Your tool of choice here will be the equation

`color(blue)(ul(color(black)(A_t = A_0 * (1/2)^n)))`

Here

• `A_t` is the amount of the radioactive substance that remains undecayed after a time period `t`
• `A_0` is the initial amount of said substance
• `n` is the number of half-lives that pass in the time period `t`

Your first goal here is to figure out the value of `n`. Start by rewriting the equation as

`A_t/A_0 = (1/2)^n`

This will be equivalent to

`ln(A_t/A_0) = ln[(1/2)^n]`

`ln(A_t/A_0) = n * ln(1/2)`

Since

`ln(1/2) = ln(1) - ln(2) = - ln(2)`

you can say that

`n = -ln(A_t/A_0)/ln(2)`

Plug in your values to find

`n = - ln((0.100 color(red)(cancel(color(black)("g"))))/(0.750color(red)(cancel(color(black)("g")))))/ln(2) = 2.907`

Now, you know that `2.907` half-lives must pass in order for the sample to be reduced from `"0.750 g"` to `"0.100 g"` and that radon-222 has a half-life of `3.823` days.

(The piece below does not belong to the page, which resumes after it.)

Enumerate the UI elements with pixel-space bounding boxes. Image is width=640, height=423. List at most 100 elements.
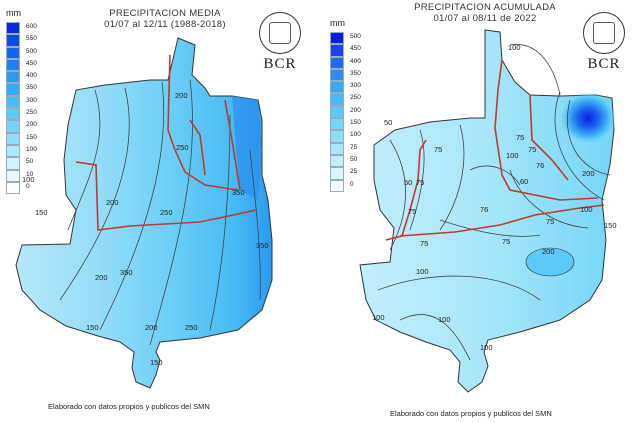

The number of half-lives that pass in a given period of time can be written as

`color(blue)(ul(color(black)(n = "total time that passes"/"half-life" = t/t_"1/2")))`

The total time `t` needed will be

`n = t/t_"1/2" implies t = n * t_"1/2"`

In your case, you will have

`color(darkgreen)(ul(color(black)(t = 2.907 * "3.823 days" = "11.1 days")))`

The answer is rounded to three sig figs, the number of sig figs you have for the initial and final mass of the sample.